Traduction par Louis de Sacy revue et corrigée par Jules Pierrot.
éditeur Panckoucke (p. 61-71).
XX.
Pline à Cornélius Tacite.

Je discute souvent avec un fort savant et fort habile homme, qui, dans l’éloquence du barreau, n’estime rien tant que la brièveté. J’avoue qu’elle n’est pas à négliger, quand la cause le permet ; autrement, c’est un abus de confiance que d’omettre ce qu’il serait utile de dire, et même que d’effleurer légérement ce qu’il faut imprimer, inculquer, et remanier plus d’une fois. Il arrive presque toujours que l’abondance des paroles[1] ajoute une nouvelle force et comme un nouveau poids aux idées. Nos pensées entrent dans l’esprit des autres, comme le fer entre dans un corps solide ; un seul coup ne suffit pas, il faut redoubler. Pour répondre à ces raisonnemens, notre homme s’arme d’exemples : il va prendre chez les Grecs les harangues de Lysias ; chez nous, il me cite les Gracques et Caton, dont les discours, sans contredit, ne pourraient être ni plus concis ni plus serrés.
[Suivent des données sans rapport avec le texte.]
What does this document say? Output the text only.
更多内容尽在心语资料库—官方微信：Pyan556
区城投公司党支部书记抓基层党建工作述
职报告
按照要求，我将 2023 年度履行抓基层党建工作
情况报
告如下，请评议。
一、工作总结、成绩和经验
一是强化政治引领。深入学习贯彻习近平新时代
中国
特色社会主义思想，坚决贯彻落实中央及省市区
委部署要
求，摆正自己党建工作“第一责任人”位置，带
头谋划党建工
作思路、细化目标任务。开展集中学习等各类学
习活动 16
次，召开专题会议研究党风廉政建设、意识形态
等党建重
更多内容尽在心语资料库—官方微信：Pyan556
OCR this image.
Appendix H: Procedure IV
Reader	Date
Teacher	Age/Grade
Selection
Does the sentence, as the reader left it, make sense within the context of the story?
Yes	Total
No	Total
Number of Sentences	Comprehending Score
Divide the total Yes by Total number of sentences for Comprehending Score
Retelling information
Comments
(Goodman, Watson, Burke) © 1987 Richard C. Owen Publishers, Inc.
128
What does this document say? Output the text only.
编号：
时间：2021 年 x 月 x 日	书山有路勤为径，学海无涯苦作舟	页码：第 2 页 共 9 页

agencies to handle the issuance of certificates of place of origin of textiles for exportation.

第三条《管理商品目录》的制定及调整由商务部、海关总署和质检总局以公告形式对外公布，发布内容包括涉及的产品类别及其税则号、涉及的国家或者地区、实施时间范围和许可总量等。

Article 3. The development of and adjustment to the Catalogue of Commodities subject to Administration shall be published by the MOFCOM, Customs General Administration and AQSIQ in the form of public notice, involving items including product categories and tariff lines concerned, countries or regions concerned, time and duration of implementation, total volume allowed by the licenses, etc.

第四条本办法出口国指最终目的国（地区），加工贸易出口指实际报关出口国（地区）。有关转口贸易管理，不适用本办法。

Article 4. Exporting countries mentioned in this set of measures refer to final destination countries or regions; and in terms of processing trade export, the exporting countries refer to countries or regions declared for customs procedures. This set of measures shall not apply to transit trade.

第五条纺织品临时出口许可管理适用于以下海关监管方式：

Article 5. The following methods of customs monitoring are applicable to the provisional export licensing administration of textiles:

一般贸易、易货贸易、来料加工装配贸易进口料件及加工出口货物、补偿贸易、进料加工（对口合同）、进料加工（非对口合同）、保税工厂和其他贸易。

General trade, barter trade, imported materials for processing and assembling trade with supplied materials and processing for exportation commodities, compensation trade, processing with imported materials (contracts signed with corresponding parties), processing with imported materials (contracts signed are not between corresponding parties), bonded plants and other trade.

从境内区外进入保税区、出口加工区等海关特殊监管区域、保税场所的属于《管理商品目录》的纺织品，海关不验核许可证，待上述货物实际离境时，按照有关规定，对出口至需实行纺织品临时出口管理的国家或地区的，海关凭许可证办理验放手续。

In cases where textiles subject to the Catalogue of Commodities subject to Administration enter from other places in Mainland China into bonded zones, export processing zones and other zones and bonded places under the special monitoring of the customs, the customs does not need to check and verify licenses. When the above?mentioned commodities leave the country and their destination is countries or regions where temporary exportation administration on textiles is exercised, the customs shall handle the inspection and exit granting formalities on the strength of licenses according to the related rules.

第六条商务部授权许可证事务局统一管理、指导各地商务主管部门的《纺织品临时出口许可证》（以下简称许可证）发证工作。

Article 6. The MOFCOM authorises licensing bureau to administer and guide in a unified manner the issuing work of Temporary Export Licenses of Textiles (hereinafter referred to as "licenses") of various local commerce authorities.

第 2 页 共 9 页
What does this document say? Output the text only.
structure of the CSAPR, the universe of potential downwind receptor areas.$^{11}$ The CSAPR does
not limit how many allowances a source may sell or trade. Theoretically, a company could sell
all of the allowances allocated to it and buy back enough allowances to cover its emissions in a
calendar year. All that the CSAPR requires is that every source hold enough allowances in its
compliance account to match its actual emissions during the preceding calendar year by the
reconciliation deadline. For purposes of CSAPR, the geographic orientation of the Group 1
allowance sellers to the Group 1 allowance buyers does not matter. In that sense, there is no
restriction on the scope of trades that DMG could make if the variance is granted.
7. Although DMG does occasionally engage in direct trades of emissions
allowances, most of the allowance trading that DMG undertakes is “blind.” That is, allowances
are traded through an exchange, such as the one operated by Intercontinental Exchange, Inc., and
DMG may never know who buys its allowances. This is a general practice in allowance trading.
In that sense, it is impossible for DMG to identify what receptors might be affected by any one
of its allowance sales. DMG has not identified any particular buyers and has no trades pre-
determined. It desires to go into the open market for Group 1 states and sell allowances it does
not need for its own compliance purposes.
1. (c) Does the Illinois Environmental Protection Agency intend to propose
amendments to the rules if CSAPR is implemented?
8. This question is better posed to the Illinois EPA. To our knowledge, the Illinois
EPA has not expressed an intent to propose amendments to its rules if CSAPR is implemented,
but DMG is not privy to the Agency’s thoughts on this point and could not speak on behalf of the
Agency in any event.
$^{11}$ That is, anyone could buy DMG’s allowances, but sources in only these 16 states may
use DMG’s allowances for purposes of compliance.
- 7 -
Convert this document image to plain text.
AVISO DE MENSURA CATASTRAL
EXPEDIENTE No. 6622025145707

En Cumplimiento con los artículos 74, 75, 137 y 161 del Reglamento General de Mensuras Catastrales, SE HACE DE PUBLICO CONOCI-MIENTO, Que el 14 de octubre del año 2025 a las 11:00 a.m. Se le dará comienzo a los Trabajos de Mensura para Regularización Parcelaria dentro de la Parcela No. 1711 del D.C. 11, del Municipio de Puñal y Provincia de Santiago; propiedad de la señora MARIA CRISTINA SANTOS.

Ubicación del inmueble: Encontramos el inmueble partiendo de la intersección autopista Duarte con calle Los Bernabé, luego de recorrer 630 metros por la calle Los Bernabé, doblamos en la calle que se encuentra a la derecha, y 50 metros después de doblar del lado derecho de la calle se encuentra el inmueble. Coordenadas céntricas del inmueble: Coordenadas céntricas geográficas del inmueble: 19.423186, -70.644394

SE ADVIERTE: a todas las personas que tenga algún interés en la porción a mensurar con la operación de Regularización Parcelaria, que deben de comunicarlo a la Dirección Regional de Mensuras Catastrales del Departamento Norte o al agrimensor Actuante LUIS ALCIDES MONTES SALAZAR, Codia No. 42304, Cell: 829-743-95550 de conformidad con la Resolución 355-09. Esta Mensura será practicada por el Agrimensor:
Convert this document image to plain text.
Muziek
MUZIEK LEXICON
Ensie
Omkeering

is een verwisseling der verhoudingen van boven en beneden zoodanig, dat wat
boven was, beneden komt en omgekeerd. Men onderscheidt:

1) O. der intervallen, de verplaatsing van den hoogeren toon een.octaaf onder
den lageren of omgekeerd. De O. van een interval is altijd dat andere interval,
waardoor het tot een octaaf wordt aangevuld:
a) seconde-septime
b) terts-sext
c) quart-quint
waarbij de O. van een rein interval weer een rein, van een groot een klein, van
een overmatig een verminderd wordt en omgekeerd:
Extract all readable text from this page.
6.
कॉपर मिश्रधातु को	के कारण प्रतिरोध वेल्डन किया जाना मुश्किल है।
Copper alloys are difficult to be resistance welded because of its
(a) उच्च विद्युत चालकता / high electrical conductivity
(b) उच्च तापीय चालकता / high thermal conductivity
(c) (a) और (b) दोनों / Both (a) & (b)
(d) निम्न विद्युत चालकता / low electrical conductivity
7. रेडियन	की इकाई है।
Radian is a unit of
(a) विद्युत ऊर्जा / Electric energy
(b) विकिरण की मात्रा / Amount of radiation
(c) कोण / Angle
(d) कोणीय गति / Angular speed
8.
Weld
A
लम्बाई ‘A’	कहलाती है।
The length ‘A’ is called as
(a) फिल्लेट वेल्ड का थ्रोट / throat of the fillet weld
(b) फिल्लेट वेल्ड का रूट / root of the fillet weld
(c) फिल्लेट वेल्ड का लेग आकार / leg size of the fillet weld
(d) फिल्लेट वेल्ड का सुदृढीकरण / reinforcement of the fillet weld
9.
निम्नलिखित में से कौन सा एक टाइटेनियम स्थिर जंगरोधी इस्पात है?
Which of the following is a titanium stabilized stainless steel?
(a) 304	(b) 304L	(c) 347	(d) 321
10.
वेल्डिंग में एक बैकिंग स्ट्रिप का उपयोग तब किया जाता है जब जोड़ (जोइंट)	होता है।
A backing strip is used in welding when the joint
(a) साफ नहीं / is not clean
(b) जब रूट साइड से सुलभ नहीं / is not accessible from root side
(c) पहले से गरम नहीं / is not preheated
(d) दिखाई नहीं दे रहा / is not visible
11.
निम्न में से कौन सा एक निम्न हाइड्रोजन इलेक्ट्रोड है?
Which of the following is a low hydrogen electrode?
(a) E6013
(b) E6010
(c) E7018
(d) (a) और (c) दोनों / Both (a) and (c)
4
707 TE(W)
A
Moi, à Lysias, j’oppose Démosthène, Eschine, Hypérides, et une infinité d’autres. Aux Gracques et à Caton, j’oppose Pollion, Célius, César, et surtout Cicéron, de qui, selon l’opinion commune, la plus longue harangue est la plus belle. Il en est d’un bon livre comme de toute autre chose bonne en soi : plus il a d’étendue, meilleur il est. Ne voyez-vous pas que les statues, les gravures, les tableaux, la figure des hommes, celle de beaucoup d’animaux, et jusqu’à celle des arbres, pourvu que d’ailleurs elles soient agréables, reçoivent de leur grandeur un nouveau prix ? Il en est de même des harangues. Un ouvrage doit à son étendue je ne sais quoi de plus imposant et de plus beau.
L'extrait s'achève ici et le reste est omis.